Even though EMA knew the Select Committee would be excluded from being heard the association decided it was important to lodge one anyway.
"The Holidays Act has been in place since before 1981 and its definitions were embedded in the fabric of every employment agreement," said EMA's Manager of Employment Relations, Peter Tritt.
"Legislators should not interfere with the freely bargained and agreed contractual arrangements built around laws such as this.
"To do so was a recipe for the unintended consequences that have resulted; lawmakers simply cannot know all the consequences of interfering with hundreds of thousands of contractual arrangements.
"The term 'relevant daily pay' as the basis for payment for time off work was introduced without consultation.

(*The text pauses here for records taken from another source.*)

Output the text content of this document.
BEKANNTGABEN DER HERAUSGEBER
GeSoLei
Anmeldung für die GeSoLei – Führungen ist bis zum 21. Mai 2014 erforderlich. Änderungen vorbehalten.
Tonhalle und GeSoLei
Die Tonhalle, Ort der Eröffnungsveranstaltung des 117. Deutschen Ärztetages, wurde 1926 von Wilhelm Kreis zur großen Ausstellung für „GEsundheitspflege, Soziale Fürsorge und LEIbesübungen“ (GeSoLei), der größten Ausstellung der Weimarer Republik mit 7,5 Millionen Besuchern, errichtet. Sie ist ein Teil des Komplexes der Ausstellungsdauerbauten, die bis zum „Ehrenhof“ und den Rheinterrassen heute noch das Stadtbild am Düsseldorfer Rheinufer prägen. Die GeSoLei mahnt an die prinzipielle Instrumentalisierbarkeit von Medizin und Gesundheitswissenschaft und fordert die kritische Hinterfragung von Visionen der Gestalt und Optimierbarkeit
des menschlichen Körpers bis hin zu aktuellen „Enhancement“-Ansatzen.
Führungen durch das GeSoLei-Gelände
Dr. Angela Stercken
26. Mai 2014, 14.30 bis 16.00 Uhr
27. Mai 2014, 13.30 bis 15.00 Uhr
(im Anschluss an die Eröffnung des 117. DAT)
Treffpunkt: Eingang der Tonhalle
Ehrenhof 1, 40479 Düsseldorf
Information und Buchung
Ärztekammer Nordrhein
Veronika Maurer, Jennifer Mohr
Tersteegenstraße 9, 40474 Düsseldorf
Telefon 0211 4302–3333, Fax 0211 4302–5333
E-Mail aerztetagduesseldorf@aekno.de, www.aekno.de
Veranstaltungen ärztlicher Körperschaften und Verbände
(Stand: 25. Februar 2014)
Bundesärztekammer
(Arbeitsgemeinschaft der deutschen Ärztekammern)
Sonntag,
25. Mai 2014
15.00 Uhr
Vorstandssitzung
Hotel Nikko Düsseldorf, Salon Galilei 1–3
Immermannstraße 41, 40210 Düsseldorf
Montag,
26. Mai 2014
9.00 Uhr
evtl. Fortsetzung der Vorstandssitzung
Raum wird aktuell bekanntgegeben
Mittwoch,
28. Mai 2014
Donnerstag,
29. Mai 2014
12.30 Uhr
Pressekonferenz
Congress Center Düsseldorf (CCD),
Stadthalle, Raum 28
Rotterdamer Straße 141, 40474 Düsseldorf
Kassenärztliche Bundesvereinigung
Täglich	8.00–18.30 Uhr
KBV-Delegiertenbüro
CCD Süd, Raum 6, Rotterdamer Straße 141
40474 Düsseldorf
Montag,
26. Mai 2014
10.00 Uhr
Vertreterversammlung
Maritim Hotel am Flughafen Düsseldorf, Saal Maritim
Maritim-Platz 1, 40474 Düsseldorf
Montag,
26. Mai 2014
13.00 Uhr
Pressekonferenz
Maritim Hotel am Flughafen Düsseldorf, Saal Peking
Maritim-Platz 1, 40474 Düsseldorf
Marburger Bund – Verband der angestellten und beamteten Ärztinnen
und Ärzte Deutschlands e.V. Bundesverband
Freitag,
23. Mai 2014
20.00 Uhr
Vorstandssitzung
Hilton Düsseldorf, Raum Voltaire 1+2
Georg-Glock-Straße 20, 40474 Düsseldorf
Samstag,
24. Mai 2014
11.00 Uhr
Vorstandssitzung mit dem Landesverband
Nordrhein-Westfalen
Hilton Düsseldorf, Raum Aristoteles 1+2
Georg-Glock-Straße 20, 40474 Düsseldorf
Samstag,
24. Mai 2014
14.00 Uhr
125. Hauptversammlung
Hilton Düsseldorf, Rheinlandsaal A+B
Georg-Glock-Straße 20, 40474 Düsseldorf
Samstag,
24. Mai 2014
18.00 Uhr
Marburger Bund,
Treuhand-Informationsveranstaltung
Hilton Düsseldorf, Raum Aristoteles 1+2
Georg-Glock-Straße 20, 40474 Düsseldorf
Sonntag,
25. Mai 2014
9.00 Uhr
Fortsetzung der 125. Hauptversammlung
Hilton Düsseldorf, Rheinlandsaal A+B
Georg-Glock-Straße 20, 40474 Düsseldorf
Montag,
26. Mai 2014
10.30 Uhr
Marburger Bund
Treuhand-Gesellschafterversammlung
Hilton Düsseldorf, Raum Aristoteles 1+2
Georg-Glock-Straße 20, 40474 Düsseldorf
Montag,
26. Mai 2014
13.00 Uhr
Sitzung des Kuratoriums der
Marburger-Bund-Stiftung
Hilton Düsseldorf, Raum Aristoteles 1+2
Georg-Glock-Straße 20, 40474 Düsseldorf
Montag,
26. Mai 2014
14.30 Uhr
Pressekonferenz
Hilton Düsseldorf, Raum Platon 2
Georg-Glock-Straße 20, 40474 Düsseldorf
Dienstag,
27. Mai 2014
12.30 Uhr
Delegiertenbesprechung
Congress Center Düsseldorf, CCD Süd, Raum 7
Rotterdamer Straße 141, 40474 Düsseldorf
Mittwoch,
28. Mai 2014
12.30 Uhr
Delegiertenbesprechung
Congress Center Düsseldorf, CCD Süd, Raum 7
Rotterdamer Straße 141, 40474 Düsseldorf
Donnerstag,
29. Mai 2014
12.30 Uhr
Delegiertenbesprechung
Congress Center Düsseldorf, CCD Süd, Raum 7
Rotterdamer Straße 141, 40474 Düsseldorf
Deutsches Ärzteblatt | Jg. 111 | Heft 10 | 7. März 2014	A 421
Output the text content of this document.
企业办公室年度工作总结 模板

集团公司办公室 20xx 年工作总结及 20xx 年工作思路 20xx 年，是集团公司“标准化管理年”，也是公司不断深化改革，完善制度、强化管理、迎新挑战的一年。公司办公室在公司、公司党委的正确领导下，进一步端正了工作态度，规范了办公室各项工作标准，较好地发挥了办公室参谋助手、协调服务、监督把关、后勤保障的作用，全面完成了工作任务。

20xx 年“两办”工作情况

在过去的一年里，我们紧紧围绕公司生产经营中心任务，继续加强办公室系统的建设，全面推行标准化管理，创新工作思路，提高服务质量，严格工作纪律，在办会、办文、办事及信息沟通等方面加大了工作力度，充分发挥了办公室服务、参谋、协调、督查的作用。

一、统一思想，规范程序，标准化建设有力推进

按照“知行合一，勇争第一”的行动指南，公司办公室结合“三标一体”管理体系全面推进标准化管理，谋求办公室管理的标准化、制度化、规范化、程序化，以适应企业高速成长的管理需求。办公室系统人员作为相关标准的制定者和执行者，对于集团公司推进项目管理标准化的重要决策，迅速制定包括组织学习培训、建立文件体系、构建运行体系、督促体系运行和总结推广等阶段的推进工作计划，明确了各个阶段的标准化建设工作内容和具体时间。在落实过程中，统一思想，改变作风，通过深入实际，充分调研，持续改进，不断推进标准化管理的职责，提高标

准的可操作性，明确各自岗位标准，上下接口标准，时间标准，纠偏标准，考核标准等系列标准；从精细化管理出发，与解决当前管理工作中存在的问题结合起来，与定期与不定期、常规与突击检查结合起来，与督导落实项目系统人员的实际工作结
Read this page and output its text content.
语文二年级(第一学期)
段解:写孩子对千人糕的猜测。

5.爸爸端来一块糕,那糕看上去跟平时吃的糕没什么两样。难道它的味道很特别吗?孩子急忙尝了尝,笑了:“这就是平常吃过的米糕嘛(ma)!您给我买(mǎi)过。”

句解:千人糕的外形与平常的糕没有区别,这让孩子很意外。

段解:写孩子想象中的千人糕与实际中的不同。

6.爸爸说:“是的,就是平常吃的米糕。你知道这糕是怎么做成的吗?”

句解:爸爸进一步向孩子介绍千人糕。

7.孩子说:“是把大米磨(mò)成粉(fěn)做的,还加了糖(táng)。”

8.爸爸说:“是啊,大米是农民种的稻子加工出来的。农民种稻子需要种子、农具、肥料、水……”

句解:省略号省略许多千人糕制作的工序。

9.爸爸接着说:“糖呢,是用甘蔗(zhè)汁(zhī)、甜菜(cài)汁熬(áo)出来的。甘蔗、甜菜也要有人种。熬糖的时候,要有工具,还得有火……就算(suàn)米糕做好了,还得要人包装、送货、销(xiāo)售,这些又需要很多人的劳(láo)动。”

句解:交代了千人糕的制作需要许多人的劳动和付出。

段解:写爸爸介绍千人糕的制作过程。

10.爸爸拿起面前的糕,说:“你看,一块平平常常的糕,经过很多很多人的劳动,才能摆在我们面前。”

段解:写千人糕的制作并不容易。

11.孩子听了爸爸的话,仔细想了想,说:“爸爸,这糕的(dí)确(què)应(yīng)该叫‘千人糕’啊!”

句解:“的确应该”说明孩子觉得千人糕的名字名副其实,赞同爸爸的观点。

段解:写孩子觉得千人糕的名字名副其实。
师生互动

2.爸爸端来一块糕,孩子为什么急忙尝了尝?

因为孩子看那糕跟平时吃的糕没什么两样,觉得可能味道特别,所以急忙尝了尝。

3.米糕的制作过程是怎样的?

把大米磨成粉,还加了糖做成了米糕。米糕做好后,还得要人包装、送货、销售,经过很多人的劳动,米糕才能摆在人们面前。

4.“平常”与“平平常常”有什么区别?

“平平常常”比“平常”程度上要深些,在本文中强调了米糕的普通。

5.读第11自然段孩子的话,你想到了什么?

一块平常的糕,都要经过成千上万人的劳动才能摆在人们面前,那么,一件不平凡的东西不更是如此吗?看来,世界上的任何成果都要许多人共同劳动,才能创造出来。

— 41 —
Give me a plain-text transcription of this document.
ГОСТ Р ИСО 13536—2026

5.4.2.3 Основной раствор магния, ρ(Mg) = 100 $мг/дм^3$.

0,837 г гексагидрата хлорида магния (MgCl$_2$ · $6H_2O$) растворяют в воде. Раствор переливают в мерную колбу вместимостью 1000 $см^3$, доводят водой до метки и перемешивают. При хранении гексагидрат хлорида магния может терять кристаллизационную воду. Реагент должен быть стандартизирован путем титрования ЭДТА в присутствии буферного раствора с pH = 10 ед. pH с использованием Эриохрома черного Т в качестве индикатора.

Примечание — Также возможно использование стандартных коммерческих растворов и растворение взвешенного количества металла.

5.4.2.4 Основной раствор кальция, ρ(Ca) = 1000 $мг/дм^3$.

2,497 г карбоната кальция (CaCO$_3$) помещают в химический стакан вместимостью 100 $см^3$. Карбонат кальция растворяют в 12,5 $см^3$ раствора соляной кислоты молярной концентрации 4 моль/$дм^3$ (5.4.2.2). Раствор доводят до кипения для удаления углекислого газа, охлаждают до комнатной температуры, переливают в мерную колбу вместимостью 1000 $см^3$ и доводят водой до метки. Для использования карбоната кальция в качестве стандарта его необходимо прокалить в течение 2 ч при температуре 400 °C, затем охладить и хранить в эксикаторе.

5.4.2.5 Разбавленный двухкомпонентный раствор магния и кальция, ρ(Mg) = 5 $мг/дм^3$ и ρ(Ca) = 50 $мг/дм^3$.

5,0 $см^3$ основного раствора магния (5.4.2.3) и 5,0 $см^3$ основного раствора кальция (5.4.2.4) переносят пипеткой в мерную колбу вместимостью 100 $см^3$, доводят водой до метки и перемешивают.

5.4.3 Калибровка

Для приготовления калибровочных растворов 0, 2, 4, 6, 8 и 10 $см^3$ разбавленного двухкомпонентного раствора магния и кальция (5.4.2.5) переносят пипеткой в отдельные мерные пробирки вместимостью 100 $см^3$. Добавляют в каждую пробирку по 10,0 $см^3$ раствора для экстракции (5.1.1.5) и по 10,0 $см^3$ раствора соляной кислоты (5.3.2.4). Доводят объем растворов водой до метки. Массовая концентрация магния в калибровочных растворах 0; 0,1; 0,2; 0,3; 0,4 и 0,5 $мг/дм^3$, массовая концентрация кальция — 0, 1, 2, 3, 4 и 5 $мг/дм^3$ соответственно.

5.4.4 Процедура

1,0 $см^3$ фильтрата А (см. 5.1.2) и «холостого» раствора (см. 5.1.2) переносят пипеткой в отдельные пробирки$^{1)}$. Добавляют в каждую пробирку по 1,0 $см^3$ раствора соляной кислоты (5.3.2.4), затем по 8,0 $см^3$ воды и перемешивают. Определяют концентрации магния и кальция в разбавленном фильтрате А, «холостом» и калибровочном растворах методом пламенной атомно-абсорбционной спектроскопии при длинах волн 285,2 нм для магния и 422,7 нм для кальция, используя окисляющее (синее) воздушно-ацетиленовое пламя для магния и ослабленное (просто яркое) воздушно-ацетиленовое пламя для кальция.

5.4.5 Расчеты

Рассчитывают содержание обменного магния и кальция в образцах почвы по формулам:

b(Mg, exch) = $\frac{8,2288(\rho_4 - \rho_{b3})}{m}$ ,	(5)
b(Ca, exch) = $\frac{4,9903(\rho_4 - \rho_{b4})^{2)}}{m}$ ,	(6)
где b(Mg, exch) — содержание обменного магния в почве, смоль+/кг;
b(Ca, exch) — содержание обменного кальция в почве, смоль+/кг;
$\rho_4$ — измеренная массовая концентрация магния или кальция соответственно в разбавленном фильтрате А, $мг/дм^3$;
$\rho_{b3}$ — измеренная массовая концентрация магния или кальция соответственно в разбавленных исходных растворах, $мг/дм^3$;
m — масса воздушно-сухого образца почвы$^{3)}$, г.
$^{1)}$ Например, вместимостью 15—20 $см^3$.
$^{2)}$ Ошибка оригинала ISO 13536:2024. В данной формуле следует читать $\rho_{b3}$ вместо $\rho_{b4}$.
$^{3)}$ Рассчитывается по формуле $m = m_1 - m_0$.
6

It is currently the root cause of many problems in many workplaces.
"It has made holiday pay calculations more difficult and more expensive for employers in direct contradiction of the stated objectives of the law.
"Lawmakers who pass laws in such a manner bring both the law and themselves into disrepute.
"The Holidays Act 2003 should be referred back for genuine tri-partite consultation between government, unions and employers in good faith, and including people who know about managing payrolls and earning the money to pay them, with a view to developing legislation that is practicable and fair."
Mr Tritt pointed out that as the submission was not going to be heard by the Select Committee it was not subject to Parliamentary privilege and open for public comment straight away.
"Rushing this holiday's bill through makes a mockery of the Select Committee system and shows a lack of good faith," Mr Tritt said.